Kami mulai mengeluarkan berbagai argumentasi untuk saling menyangkal, toilet wanita mulai ramai hingga kami memilih untuk diam dan kembali ke kelas untuk mengikuti pelajaran.
.
.
.
"Hea!" Teriak Renjun di kejauhan, dia berdiri bersandar di pintu gerbang dengan melipatkan kedua tangan –ia selalu menyuguhkan senyuman setiap kali bertemu– Ia berlari mendekati tubuhku yang terpaku tak jauh darinya.
.
"Kau terlihat ceria sekarang, tapi kantong matamu masih terlihat. Kau tidak bisa tidur dengan nyenyak? Apa ada yang menganggumu?" Tanyaku. Akhirnya aku bisa bertanya padanya setelah mengumpulkan keberanian –aku harus berani untuk mendapatkan hatinya.
.
"Aku hanya lelah dan terlalu banyak menghabiskan hariku di luar rumah," Ia tersenyum singkat. "Waktu istirahatku terkuras banyak, mungkin itu alasan mengapa kantong mataku begitu terlihat dan berwarna gelap."
.
"Kau bisa membagi keluh kesah padaku, aku akan mendengarnya," Aku mencoba tersenyum walau aku sangat malu sekarang, bertingkah manis seperti candy. "Aku juga akan memberikan masukan dan saran jika kau perlu." Renjun terkekeh pelan mendengar perkataanku.
Advertisement
.
"Terimakasih." Hening. Kami hanya saling menatap, sesekali mengalihkan fokus ke arah lain. "Bagaimana jika aku mengantarmu pulang lagi?

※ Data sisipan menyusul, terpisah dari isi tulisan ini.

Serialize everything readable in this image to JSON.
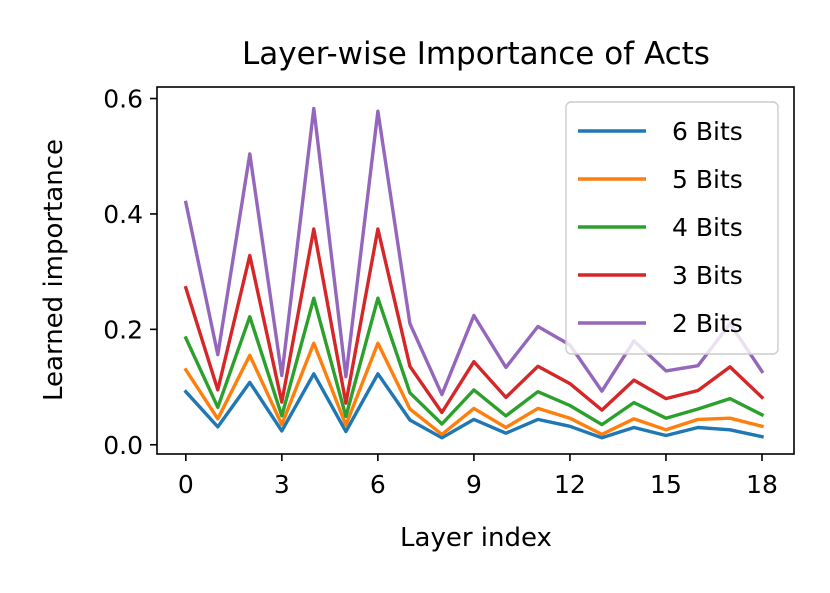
{
  "chart_data": {
    "type": "line",
    "title": "Layer-wise Importance of Acts",
    "xlabel": "Layer index",
    "ylabel": "Learned importance",
    "x": [
      0,
      1,
      2,
      3,
      4,
      5,
      6,
      7,
      8,
      9,
      10,
      11,
      12,
      13,
      14,
      15,
      16,
      17,
      18
    ],
    "xticks": [
      "0",
      "3",
      "6",
      "9",
      "12",
      "15",
      "18"
    ],
    "yticks": [
      "0.0",
      "0.2",
      "0.4",
      "0.6"
    ],
    "xlim": [
      -0.9,
      19.0
    ],
    "ylim": [
      -0.016,
      0.62
    ],
    "grid": false,
    "legend_position": "upper-right",
    "series": [
      {
        "name": "6 Bits",
        "color": "#1f77b4",
        "values": [
          0.092,
          0.031,
          0.108,
          0.024,
          0.123,
          0.023,
          0.123,
          0.043,
          0.012,
          0.044,
          0.02,
          0.044,
          0.032,
          0.012,
          0.03,
          0.016,
          0.03,
          0.026,
          0.014
        ]
      },
      {
        "name": "5 Bits",
        "color": "#ff7f0e",
        "values": [
          0.13,
          0.045,
          0.155,
          0.035,
          0.176,
          0.034,
          0.176,
          0.062,
          0.018,
          0.063,
          0.03,
          0.063,
          0.046,
          0.018,
          0.045,
          0.026,
          0.044,
          0.046,
          0.032
        ]
      },
      {
        "name": "4 Bits",
        "color": "#2ca02c",
        "values": [
          0.185,
          0.065,
          0.222,
          0.05,
          0.254,
          0.049,
          0.254,
          0.09,
          0.036,
          0.095,
          0.05,
          0.092,
          0.068,
          0.035,
          0.073,
          0.046,
          0.062,
          0.08,
          0.052
        ]
      },
      {
        "name": "3 Bits",
        "color": "#d62728",
        "values": [
          0.272,
          0.095,
          0.328,
          0.074,
          0.374,
          0.072,
          0.374,
          0.136,
          0.056,
          0.144,
          0.082,
          0.136,
          0.106,
          0.06,
          0.112,
          0.08,
          0.094,
          0.135,
          0.082
        ]
      },
      {
        "name": "2 Bits",
        "color": "#9467bd",
        "values": [
          0.42,
          0.156,
          0.504,
          0.12,
          0.583,
          0.118,
          0.578,
          0.21,
          0.087,
          0.224,
          0.134,
          0.205,
          0.173,
          0.093,
          0.18,
          0.128,
          0.137,
          0.21,
          0.127
        ]
      }
    ]
  }
}
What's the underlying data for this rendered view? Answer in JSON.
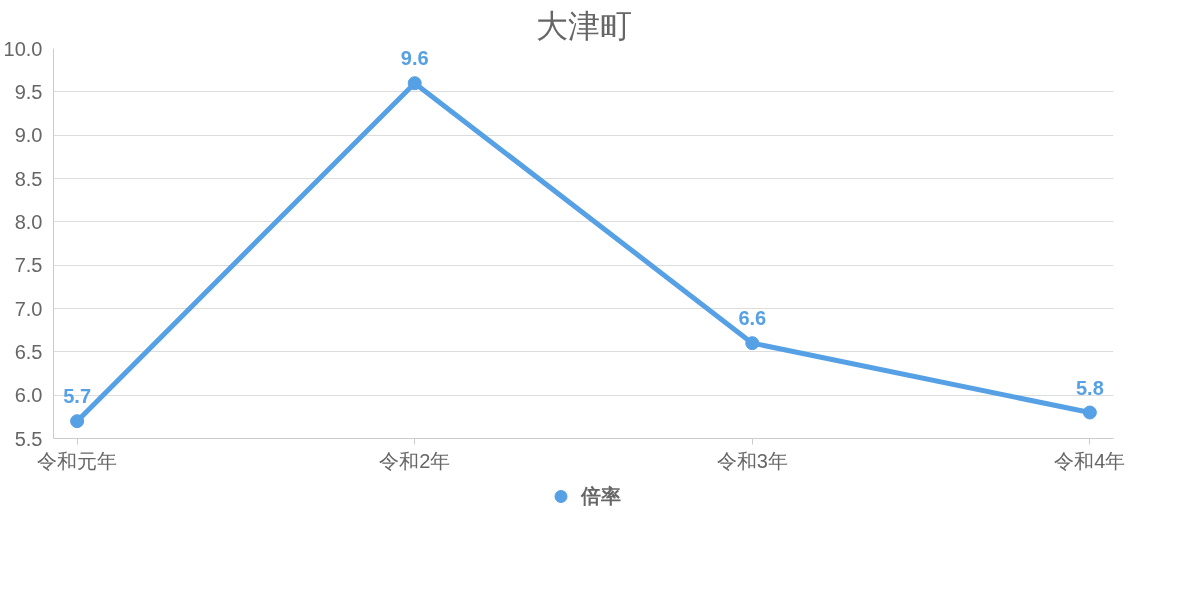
{
  "chart_data": {
    "type": "line",
    "title": "大津町",
    "categories": [
      "令和元年",
      "令和2年",
      "令和3年",
      "令和4年"
    ],
    "series": [
      {
        "name": "倍率",
        "color": "#56a0e5",
        "values": [
          5.7,
          9.6,
          6.6,
          5.8
        ]
      }
    ],
    "ylim": [
      5.5,
      10.0
    ],
    "yticks": [
      {
        "value": 5.5,
        "label": "5.5"
      },
      {
        "value": 6.0,
        "label": "6.0"
      },
      {
        "value": 6.5,
        "label": "6.5"
      },
      {
        "value": 7.0,
        "label": "7.0"
      },
      {
        "value": 7.5,
        "label": "7.5"
      },
      {
        "value": 8.0,
        "label": "8.0"
      },
      {
        "value": 8.5,
        "label": "8.5"
      },
      {
        "value": 9.0,
        "label": "9.0"
      },
      {
        "value": 9.5,
        "label": "9.5"
      },
      {
        "value": 10.0,
        "label": "10.0"
      }
    ],
    "grid": "y",
    "legend": "bottom",
    "marker": "circle",
    "line_style": "solid",
    "data_labels": true
  }
}
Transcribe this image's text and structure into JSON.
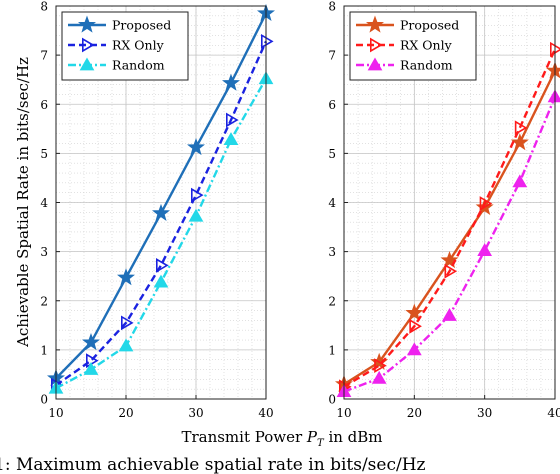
{
  "figure": {
    "xlabel": "Transmit Power P_T in dBm",
    "xlabel_main": "Transmit Power ",
    "xlabel_var": "P",
    "xlabel_sub": "T",
    "xlabel_tail": " in dBm",
    "ylabel": "Achievable Spatial Rate in bits/sec/Hz",
    "caption": "1: Maximum achievable spatial rate in bits/sec/Hz"
  },
  "chart_data": [
    {
      "type": "line",
      "x": [
        10,
        15,
        20,
        25,
        30,
        35,
        40
      ],
      "xlim": [
        10,
        40
      ],
      "ylim": [
        0,
        8
      ],
      "xticks": [
        "10",
        "20",
        "30",
        "40"
      ],
      "yticks": [
        "0",
        "1",
        "2",
        "3",
        "4",
        "5",
        "6",
        "7",
        "8"
      ],
      "grid": true,
      "legend": "top-left",
      "series": [
        {
          "name": "Proposed",
          "values": [
            0.42,
            1.15,
            2.47,
            3.78,
            5.12,
            6.43,
            7.85
          ],
          "color": "#1f6fb8",
          "dash": "solid",
          "marker": "star"
        },
        {
          "name": "RX Only",
          "values": [
            0.28,
            0.78,
            1.55,
            2.72,
            4.15,
            5.68,
            7.28
          ],
          "color": "#1a22e0",
          "dash": "dashed",
          "marker": "tri-right"
        },
        {
          "name": "Random",
          "values": [
            0.22,
            0.6,
            1.08,
            2.38,
            3.72,
            5.28,
            6.52
          ],
          "color": "#22d8e8",
          "dash": "dashdot",
          "marker": "tri-up"
        }
      ]
    },
    {
      "type": "line",
      "x": [
        10,
        15,
        20,
        25,
        30,
        35,
        40
      ],
      "xlim": [
        10,
        40
      ],
      "ylim": [
        0,
        8
      ],
      "xticks": [
        "10",
        "20",
        "30",
        "40"
      ],
      "yticks": [
        "0",
        "1",
        "2",
        "3",
        "4",
        "5",
        "6",
        "7",
        "8"
      ],
      "grid": true,
      "legend": "top-left",
      "series": [
        {
          "name": "Proposed",
          "values": [
            0.3,
            0.75,
            1.75,
            2.82,
            3.9,
            5.22,
            6.68
          ],
          "color": "#d9531e",
          "dash": "solid",
          "marker": "star"
        },
        {
          "name": "RX Only",
          "values": [
            0.25,
            0.68,
            1.48,
            2.6,
            3.98,
            5.52,
            7.12
          ],
          "color": "#ff1a1a",
          "dash": "dashed",
          "marker": "tri-right"
        },
        {
          "name": "Random",
          "values": [
            0.15,
            0.42,
            1.0,
            1.7,
            3.02,
            4.42,
            6.15
          ],
          "color": "#ee22ee",
          "dash": "dashdot",
          "marker": "tri-up"
        }
      ]
    }
  ]
}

Aku ingin melakukannya, sudah lama aku tidak mengantarmu pulang."
.
"Kau harus beristirahat, aku akan menolak untuk kali ini."
.
"Aku sedang libur jadi, aku bisa mengantarmu sekaligus istirahat cukup di rumah," Renjun berusaha membujukku, "Ibumu mengundangku untuk makan malam hari ini, kupikir aku bisa mengantarmu sekaligus memenuhi undangan ibumu."
.
Ibu mengundang Renjun untuk makan malam?
.
.
.
Ibu nampak kaget dengan kehadiran Renjun yang datang bersamaku, ia tidak percaya bahwa remaja yang membantu membawa barang belanjaan seberat beton itu adalah teman sekelasku. Kami dipersilakan untuk masuk, kami segera menuju meja makan di dapur kami.
.
"Jadi kau teman sekelas Hea? Maaf jika tidak mengenalimu, Renjun." Renjun mengangguk pelan sembari tersenyum, ibu bergumam tak jelas. "Apa kau tahu siapa yang membuat putriku gila? Hea sering tersenyum tanpa alasan beberapa waktu lalu karena mendapat kalung saat ulang tahunnya. Apa dia kekasih Hea?" Rahang bawahku terjatuh namun mulutku tidak terbuka terlalu lebar.
.
Mati aku! Pemberi kalung itu sedang duduk di sampingku sekarang. Aku belum siap jika dia mengetahui perasaanku. Ah, bagaimana ini?
.
Aku menunggu reaksi Renjun yang tengah beku untuk beberapa saat, ia tersenyum hangat untuk mencairkan wajahnya. Oh, apa yang ia katakan? Aku penasaran sekali. Jantungku memompa darah dengan cepat hingga darahku berdesir karena gugup.
.
"Dia adalah lelaki yang tidak terlalu tampan dan tidak berani, dia hanya teman Hea. Kurasa mereka tidak terlalu serasi."
.
Apa di luar sedang hujan badai? Aku merasa hangus karena tersambar petir. Tubuhku lemas, jantungku melemah –jiwaku terpisah dari raganya– Hahahaha, dia hanya teman Hea? Mereka tidak terlalu serasi? Apa aku mendapat penolakan sebelum mengakui perasaanku padanya?
.
"Seperti itu," Ibu mengangguk pelan. "Kalau begitu nikmatilah."
.
.
.
"Kau terlihat sangat menyedihkan, Lee Hea." Ujar Yena sambil menatapku yang berjalan ke arahnya, aku memasuki kelas. Aku melirik sekilas bangku Renjun, dia belum berangkat. "Ada apa denganmu?" Tanyanya setelah aku duduk.
Advertisement
.
Aku menahan agar bendungan yang semalamku buat tidak runtuh karena teringat jawaban sialan dari Renjun, aku menarik napas dalam.
.
"Aku hanya kurang tidur dan kurang beristirahat." Yena menatapku aneh, dia seakan tidak percaya dengan apa yang kukatakan –aku bisa membacanya. "Baiklah, aku menyerah. Aku mendapatkan hal yang tidak kuinginkan... Renjun menolakku sebelum aku mengakui perasaanku."
.
"Jangan bercanda, Lee Hea. Dia menyukaimu."
.
"Hey, aku mendengarnya langsung dari mulutnya. Dia tidak menyukaiku. Dia temanku, kau tahu bukan apa itu teman?" Suaraku mulai meninggi.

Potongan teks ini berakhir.